The first step in deploying a telecom application into OpenShift is to containerize the application. This involves creating a Docker container image for the telecom application. The container image should include all the necessary dependencies, libraries, and configurations required to run the application smoothly. You can use Dockerfiles, or Red Hat’s Source-to-Image (S2I) feature to build container images directly from source code.

Once you have the telecom application container image ready, the next step is to define Kubernetes manifests. These manifests are YAML files that describe the desired state of the application deployment. Key components of the manifests include:

  • Deployment: The Deployment object defines the desired number of replicas of the application pods and the container image to use.
  • Service: The Service object exposes the application to other services within the Open Shift cluster and allows external access if required.
  • ConfigMap/Secret: You can use ConfigMaps or Secrets to store configuration data or sensitive information like API keys, passwords, etc., separately from the application code.

With the Kubernetes manifests in place, you are ready to deploy the telecom application into the Open-Shift cluster.
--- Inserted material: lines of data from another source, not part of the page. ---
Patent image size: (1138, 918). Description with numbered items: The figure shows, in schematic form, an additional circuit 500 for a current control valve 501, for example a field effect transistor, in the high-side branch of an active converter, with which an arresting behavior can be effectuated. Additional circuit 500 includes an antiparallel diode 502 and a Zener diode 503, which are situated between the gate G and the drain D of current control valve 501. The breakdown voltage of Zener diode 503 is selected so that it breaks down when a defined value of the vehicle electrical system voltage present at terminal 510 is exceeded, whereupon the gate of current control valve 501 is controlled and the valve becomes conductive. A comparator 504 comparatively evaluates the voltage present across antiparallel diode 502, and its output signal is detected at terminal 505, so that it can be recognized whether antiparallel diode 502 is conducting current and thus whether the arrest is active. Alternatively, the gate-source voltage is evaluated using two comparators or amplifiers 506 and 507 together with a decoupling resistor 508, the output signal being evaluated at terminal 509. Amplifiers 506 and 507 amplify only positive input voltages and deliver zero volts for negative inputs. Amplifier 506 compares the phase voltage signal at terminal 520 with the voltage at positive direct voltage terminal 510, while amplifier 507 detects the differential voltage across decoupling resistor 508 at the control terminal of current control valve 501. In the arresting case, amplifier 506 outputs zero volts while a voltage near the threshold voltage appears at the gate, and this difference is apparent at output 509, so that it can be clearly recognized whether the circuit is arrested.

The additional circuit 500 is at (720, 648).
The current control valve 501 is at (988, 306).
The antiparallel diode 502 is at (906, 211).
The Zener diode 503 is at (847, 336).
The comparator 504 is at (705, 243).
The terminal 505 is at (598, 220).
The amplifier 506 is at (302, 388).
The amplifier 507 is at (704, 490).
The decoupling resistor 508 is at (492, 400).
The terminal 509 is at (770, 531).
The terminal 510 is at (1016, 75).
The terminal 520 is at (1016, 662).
Using the oc command-line tool or the OpenShift web console, you can create the application deployment by applying the YAML files.


Red Hat OpenShift has established itself as a powerful and flexible platform for containerized application development and deployment. By building upon Kubernetes and adding its own unique features, Open Shift addresses the complexities and challenges of container orchestration, making it an attractive solution for enterprises of all sizes. Its multi-platform support, developer-friendly interface, robust security measures, and seamless scalability make it a compelling choice for organizations seeking a future-proof solution for their containerized applications. As the industry continues to evolve, Red Hat Open Shift is expected to remain at the forefront, helping businesses stay agile, innovative, and ahead of the curve.